Il geniale antropologo e psichiatra Paul Watzlawick(fondatore del celeberrimo gruppo "Change" e direttore del Mental Research Institute di Palo Alto, in California) raccontava ai propri studenti la sorpresa che aveva colpito lui e sua moglie quando negli anni'50, in mezzo alla foresta della Nuova Zelanda, alla ricerca di una certa specifica tribù cannibale primitiva, con la quale volevano entrare in contatto per le loro ricerche di psico-etnologia sul campo, d'un tratto, tra il fogliame esotico pullulante di uccelli variopinti, avevano visto degli strani vessilli di materia vegetale che si muovevano circondandoli, riflettendo la luce del sole che faceva brillare i colori sulle bandiere. Dopo pochi minuti, si manifestarono i selvaggi che li accolsero nel loro villaggio dove rimasero a vivere per circa un anno. Gran parte dell'attività creativa della tribù consisteva nella creazione di vessilli e bandiere il cui fine consisteva nel rappresentare la loro idea di mondo e spaventare i potenziali nemici. Diverse tribù concorrenti (a loro ostili) non erano così creativi e quando incrociavano per caso o per sfortuna i vessilli di quella tribù fuggivano via in preda al terrore. Decise, pertanto, di dedicare uno studio approfondito al concetto di bandiera, come simbolo iconico e totemico, presente in tutte le civiltà del pianeta dagli albori dell'umanità sostenendo che si trattava del più antico esempio di socialità, già presente tra gli umani ancora prima di diventare Sapiens.
Portando avanti le sue ricerche sull'evoluzione psicologica del comportamento umano, Watzlawick identificò il concetto di "bandiera" con il "pensiero forte", ovvero con il bisogno da parte degli esseri umani (socializzati in maniera collettiva) di "percepire" e "sentire" l'identità del gruppo facendo corrispondere un lembo di tessuto colorato e/o disegnato con l'idea di un progetto sottostante, immediatamente identificabile da chicchessia con il pensiero autentico di quel determinato gruppo, collettivo, Paese, Nazione, Stato. 
Chi crede alle proprie idee, perchè è convinto della loro bontà ed efficacia, è sempre orgoglioso della specifica bandiera che sintetizza e simbolicamente rappresenta il credo e anche un progetto comune. Sulle lunghe aste dei vessilli che i porta-bandiera delle legioni romane portavano in battaglia erano raffigurate (dipinte con polvere d'oro) monete, una donna che indossava una tunica blu e spighe di grano, simboli di ricchezza, sessualità, fertilità e nutrimento per tutti.
Per i romani, quel vessillo era il simbolo della loro civiltà superiore, e la sola presenza faceva sentire i nemici in una situazione di manifesta inferiorità.
Senza bandiere, sosteneva Watzlawick, non esiste la coesione sociale, manca l'identificazione (che regala sicurezza e forza d'animo) e indebolisce la manifestazione del proprio pensiero e della propria idea di mondo.

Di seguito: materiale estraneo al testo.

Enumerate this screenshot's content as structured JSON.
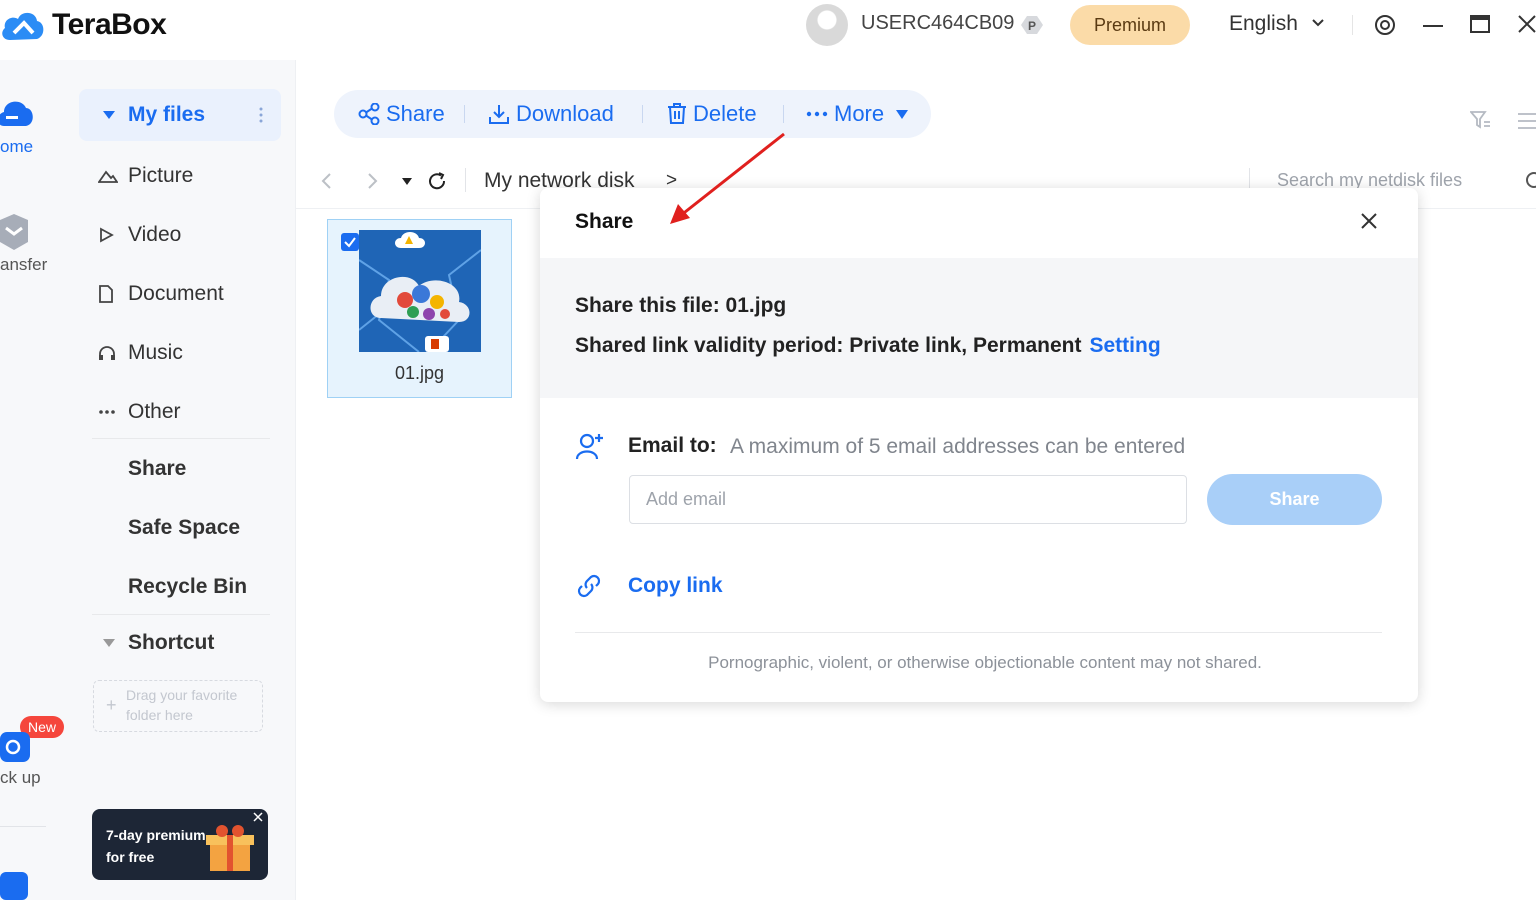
{
  "app": {
    "name": "TeraBox"
  },
  "header": {
    "username": "USERC464CB09",
    "premium_label": "Premium",
    "language": "English"
  },
  "rail": {
    "home_label": "ome",
    "transfer_label": "ansfer",
    "backup_label": "ck up",
    "new_badge": "New"
  },
  "sidebar": {
    "my_files": "My files",
    "categories": [
      "Picture",
      "Video",
      "Document",
      "Music",
      "Other"
    ],
    "share": "Share",
    "safe_space": "Safe Space",
    "recycle_bin": "Recycle Bin",
    "shortcut": "Shortcut",
    "dropzone_line1": "Drag your favorite",
    "dropzone_line2": "folder here",
    "promo_line1": "7-day premium",
    "promo_line2": "for free"
  },
  "toolbar": {
    "share": "Share",
    "download": "Download",
    "delete": "Delete",
    "more": "More"
  },
  "pathbar": {
    "path": "My network disk",
    "separator": ">",
    "search_placeholder": "Search my netdisk files"
  },
  "file": {
    "name": "01.jpg",
    "selected": true
  },
  "modal": {
    "title": "Share",
    "share_file": "Share this file: 01.jpg",
    "validity": "Shared link validity period: Private link, Permanent",
    "setting": "Setting",
    "email_label": "Email to:",
    "email_hint": "A maximum of 5 email addresses can be entered",
    "email_placeholder": "Add email",
    "share_button": "Share",
    "copy_link": "Copy link",
    "disclaimer": "Pornographic, violent, or otherwise objectionable content may not shared."
  },
  "colors": {
    "accent": "#1a6cf0",
    "premium": "#fbdba8",
    "annotation_arrow": "#e0201e"
  }
}
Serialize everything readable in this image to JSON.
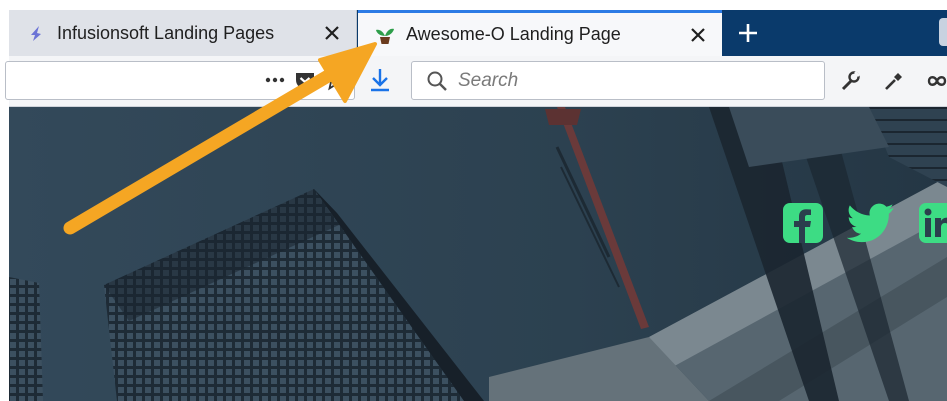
{
  "tabs": [
    {
      "label": "Infusionsoft Landing Pages",
      "active": false,
      "icon": "infusionsoft-favicon-icon"
    },
    {
      "label": "Awesome-O Landing Page",
      "active": true,
      "icon": "sprout-favicon-icon"
    }
  ],
  "toolbar": {
    "search_placeholder": "Search",
    "tools": [
      "wrench-icon",
      "eyedropper-icon",
      "infinity-icon"
    ]
  },
  "content": {
    "social": [
      "facebook-icon",
      "twitter-icon",
      "linkedin-icon"
    ]
  },
  "colors": {
    "tabstrip": "#0a3a6b",
    "active_tab_accent": "#2c7be5",
    "download_blue": "#1a73e8",
    "social_green": "#3ddc84",
    "arrow_orange": "#f5a623",
    "page_background": "#2b3f4d"
  }
}
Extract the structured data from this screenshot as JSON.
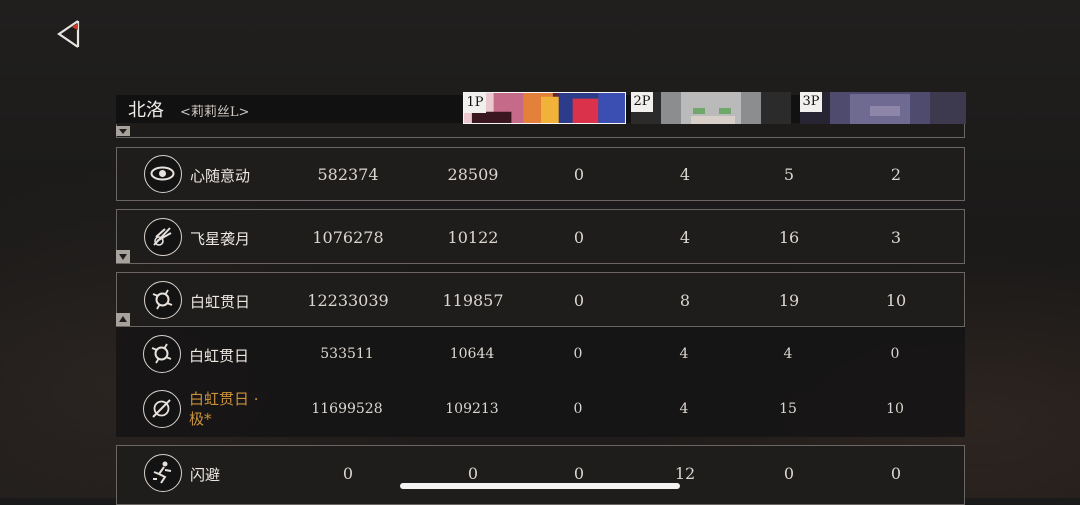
{
  "header": {
    "character_name": "北洛",
    "character_sub": "<莉莉丝L>"
  },
  "players": [
    {
      "tag": "1P"
    },
    {
      "tag": "2P"
    },
    {
      "tag": "3P"
    }
  ],
  "rows": [
    {
      "name": "心随意动",
      "icon": "eye-icon",
      "values": [
        "582374",
        "28509",
        "0",
        "4",
        "5",
        "2"
      ]
    },
    {
      "name": "飞星袭月",
      "icon": "star-slash-icon",
      "values": [
        "1076278",
        "10122",
        "0",
        "4",
        "16",
        "3"
      ]
    },
    {
      "name": "白虹贯日",
      "icon": "rainbow-sun-icon",
      "values": [
        "12233039",
        "119857",
        "0",
        "8",
        "19",
        "10"
      ]
    },
    {
      "name": "白虹贯日",
      "icon": "rainbow-sun-icon",
      "values": [
        "533511",
        "10644",
        "0",
        "4",
        "4",
        "0"
      ]
    },
    {
      "name": "白虹贯日 · 极*",
      "name_line1": "白虹贯日 ·",
      "name_line2": "极*",
      "icon": "rainbow-slash-icon",
      "values": [
        "11699528",
        "109213",
        "0",
        "4",
        "15",
        "10"
      ]
    },
    {
      "name": "闪避",
      "icon": "dodge-icon",
      "values": [
        "0",
        "0",
        "0",
        "12",
        "0",
        "0"
      ]
    }
  ]
}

Tutto ciò è noto da sempre: non è mai esistita nessuna organizzazione collettiva che propugni una qualunque idea senza una bandiera che la identifichi.

Ma c'è una novità di questi tempi che sta dilagando come moda trendy in gran parte dell'occidente.
Lanciata come modello inclusivo.  
Usata anche dal brasiliano Bolsonero nella sua campagna elettorale come simbolo negativo, ovvero come segnale manifesto della inutilità del presentarsi come destra o come sinistra, perchè ciò che conta è l'unità di intenti del popolo tutto insieme nell'essere contro. 
Sbarcata trionfalmente in Europa nelle manifestazioni di questi giorni in Francia, con il dichiarato proposito di lanciare un nuovo modello di comunicazione aggregante.
Si assiste a manifestazioni politiche di massa caratterizzate dal perentorio ordine dall'alto (??) di non esibire bandiera alcuna. 
Una folla unita dalla mancanza di progettualità, dalla rinuncia all'affermazione di una propria visione, dall'assenza, quindi, di tutto ciò che per definizione separa, ovvero la propria idea di mondo per la quale si combatte e ci si raduna tutti insieme.
Manifestazioni come quella di Parigi di questi giorni appartengono al mondo mediatico della post-verità. Quella in corso in Francia la considero la prima grande manifestazione di massa nella storia dell'umanità a favore del petrolio, contro gli investimenti e gli incentivi per le energie rinnovabili e contro un'economia legata all'ecologia sostenibile, un trucco da baraccone organizzato con diabolica abilità dalla destra iper-liberista sostenuta e finanziata dai petrolieri internazionali che vogliono difendere, salvaguardare e sostenere l'obsoleta e tossica economia del fossile. 
Cavalcando con furiosa e cinica mistificazione il disagio sociale, coloro che vogliono abbattere l'onda verde in arrivo, ovvero i grandi petrolieri e le società finanziarie che li sostengono, scendono in piazza contro il governo francese e la Ue.
Ovviamente senza bandiera. Nascondendosi dietro la mancanza di bandiere, i petrolieri issano la loro: una bandiera invisibile e per questo pericolosa.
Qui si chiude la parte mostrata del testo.